Cette tribune, spoupesée, intervient juste avant le débat sur l'identité nationale prévu en fin d'après-midi à l'Assemblée et alors que l'action du ministre de l'Immigration Eric Besson fait l'objet de nombreuses critiques, à gauche comme à droite, des voix dénonçant son manque d'organisation. S'il n'intervient pas dans cette polémique proprement dite, Nicolas Sarkozy apporte une réponse claire à ceux qui lui reprochent ce débat  : il ne regrette rien, affirmant que "l'identité nationale, c'est l'antidote au tribalisme et au communautarisme".

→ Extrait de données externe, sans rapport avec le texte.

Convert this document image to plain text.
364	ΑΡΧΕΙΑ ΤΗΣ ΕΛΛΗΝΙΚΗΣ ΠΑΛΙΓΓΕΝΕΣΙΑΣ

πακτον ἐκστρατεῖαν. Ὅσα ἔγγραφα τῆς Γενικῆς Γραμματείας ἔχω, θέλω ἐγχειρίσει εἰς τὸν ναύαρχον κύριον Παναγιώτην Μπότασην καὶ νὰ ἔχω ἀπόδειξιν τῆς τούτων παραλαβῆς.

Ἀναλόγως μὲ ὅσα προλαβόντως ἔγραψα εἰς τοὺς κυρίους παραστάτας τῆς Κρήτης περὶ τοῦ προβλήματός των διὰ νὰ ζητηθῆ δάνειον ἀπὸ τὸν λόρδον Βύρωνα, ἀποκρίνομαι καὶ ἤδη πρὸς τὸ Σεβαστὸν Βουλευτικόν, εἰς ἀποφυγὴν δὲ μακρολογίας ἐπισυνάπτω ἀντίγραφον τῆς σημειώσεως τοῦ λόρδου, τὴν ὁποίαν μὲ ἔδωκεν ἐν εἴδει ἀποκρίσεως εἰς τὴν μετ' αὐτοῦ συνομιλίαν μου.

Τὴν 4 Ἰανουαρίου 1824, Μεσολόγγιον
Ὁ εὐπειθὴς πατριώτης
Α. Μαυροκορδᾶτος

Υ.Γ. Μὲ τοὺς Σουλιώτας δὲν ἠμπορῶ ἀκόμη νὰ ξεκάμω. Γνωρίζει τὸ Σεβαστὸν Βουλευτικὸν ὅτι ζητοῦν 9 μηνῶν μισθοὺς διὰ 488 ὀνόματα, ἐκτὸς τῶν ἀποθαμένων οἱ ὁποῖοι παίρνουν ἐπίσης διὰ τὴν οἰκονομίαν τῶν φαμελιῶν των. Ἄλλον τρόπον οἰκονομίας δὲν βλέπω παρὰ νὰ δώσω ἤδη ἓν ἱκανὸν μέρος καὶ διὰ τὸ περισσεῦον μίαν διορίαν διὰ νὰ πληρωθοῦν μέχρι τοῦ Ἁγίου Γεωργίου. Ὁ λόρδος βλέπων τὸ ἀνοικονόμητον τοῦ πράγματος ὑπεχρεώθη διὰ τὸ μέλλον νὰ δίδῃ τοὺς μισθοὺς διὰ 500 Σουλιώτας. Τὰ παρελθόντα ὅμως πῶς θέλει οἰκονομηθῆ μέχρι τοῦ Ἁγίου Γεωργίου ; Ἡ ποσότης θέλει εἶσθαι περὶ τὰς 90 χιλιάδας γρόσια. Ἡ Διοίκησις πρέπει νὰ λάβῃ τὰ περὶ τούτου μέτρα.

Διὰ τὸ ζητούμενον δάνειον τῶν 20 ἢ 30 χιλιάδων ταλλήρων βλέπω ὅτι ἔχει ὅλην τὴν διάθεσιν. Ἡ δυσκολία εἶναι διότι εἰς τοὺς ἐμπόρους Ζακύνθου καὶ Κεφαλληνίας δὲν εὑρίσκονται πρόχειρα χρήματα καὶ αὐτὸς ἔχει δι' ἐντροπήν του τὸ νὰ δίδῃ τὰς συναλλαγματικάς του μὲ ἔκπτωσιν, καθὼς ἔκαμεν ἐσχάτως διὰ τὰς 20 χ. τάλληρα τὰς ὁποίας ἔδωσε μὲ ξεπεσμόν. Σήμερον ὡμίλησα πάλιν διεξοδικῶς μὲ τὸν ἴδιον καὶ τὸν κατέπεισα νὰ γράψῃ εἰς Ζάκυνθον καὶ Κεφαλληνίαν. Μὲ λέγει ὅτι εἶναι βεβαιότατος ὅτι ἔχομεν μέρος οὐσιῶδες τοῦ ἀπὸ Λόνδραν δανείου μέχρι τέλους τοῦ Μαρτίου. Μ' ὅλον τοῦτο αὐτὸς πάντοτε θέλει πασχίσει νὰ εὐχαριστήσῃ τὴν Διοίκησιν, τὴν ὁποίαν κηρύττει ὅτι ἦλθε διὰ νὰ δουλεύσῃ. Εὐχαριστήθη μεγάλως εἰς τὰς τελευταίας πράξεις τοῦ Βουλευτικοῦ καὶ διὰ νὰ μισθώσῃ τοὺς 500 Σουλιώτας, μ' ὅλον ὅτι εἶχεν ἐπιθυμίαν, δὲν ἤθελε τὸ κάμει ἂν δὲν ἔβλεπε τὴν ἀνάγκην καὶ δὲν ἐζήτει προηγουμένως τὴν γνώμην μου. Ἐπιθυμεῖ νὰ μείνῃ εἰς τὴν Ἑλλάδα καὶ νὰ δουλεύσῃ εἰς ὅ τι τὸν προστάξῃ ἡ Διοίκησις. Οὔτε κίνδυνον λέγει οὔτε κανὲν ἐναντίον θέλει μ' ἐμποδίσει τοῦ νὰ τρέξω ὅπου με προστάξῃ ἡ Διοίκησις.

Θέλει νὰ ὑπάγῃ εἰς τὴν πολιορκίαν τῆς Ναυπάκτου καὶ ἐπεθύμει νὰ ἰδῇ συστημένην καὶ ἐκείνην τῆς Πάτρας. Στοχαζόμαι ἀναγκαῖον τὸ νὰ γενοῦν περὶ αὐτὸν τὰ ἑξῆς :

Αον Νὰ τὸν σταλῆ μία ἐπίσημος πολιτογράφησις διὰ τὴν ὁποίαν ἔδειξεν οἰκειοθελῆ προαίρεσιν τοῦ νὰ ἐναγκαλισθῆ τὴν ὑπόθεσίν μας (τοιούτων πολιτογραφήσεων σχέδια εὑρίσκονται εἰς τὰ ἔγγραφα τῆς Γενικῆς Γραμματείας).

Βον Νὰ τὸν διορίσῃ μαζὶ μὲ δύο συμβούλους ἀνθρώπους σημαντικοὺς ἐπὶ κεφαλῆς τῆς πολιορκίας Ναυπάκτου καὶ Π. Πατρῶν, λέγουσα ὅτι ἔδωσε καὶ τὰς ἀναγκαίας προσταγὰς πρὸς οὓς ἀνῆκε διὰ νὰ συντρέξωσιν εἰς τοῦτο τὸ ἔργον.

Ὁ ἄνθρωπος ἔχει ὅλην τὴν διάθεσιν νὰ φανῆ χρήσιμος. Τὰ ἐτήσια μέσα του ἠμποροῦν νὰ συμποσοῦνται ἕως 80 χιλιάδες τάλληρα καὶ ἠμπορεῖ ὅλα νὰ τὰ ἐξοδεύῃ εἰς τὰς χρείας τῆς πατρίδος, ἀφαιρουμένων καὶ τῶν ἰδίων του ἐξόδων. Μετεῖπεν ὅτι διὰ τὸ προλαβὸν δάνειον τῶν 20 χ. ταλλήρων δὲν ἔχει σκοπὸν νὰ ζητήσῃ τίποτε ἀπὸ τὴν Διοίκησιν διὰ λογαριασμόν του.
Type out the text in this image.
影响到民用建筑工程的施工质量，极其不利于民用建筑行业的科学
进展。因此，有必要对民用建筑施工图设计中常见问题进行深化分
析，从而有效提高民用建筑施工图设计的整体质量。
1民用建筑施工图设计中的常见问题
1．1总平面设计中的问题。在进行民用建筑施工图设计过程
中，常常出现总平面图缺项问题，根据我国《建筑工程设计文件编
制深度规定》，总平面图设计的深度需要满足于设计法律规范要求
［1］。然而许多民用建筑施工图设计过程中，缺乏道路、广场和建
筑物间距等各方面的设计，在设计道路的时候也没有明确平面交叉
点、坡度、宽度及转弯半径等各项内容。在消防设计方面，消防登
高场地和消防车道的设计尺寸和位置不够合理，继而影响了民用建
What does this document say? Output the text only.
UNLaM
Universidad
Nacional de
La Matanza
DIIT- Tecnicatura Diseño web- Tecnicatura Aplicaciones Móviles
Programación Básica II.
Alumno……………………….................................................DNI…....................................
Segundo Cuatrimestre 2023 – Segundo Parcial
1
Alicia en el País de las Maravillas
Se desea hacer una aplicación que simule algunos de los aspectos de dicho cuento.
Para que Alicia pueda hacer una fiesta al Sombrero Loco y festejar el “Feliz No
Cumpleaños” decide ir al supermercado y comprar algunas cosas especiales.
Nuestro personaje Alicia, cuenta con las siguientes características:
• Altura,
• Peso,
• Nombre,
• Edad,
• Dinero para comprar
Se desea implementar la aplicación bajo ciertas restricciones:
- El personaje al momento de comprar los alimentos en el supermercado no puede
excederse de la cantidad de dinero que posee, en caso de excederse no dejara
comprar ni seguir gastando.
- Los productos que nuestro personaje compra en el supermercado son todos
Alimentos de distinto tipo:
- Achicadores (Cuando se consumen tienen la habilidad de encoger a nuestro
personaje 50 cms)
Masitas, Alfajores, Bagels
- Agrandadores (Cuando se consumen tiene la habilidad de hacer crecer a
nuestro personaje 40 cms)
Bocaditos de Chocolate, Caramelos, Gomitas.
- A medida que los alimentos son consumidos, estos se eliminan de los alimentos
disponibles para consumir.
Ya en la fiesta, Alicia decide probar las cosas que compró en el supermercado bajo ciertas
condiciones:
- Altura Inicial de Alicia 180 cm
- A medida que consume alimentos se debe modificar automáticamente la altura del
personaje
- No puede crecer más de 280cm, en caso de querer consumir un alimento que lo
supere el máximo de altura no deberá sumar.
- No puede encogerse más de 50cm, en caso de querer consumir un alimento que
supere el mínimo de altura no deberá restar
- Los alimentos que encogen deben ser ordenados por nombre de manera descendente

Fidèle à sa stratégie de scrutation des couches populaires qui lui avait réussi lors de sa campagne présidentielle, le chef de l'Etat le dit tout aussi clairement. Après la polémique sur le vote suisse interdisant la construction de minarets : "rien ne serait pire que le déni". "Au lieu de condamner sans appel le peuple suisse, essayons aussi de comprendre ce qu'il a voulu exprimer et ce que ressentent tant de peuples en Europe, y compris le peuple français (...) ce qui s'est passé n'a rien à voir avec la liberté de culte ou la liberté de conscience", affirme le président de la République. "Les peuples d'Europe sont accueillants, sont tolérants, c'est dans leur nature et dans leur culture. Mais ils ne veulent pas que leur cadre de vie, leur mode de pensée et de relations sociales soient dénaturés", juge le chef de l'Etat, estimant que le vote suisse traduit des "préoccupations, des aspirations" partagées par de nombreux Européens. 
 
Cette tribune de Nicolas Sarkozy s'adresse enfin autant à sa majorité qu'à l'opinion. Après François Fillon vendredi dernier, Nicolas Sarkozy tient à montrer à des élus inquiets et en campagne qu'il est bien conscient des risques de boomerang contenus dans le débat sur l'identité nationale s'il n'est pas cadré. Mais il prévient les amateurs de petites phrases ou les dirigeants de l'UMP (Raffarin, Juppé, Copé, Yade) qui ne veulent pas voir leur image associée à un débat qu'ils jugent mal engagé : sur ce sujet comme sur d'autres, il ne se déjugera pas.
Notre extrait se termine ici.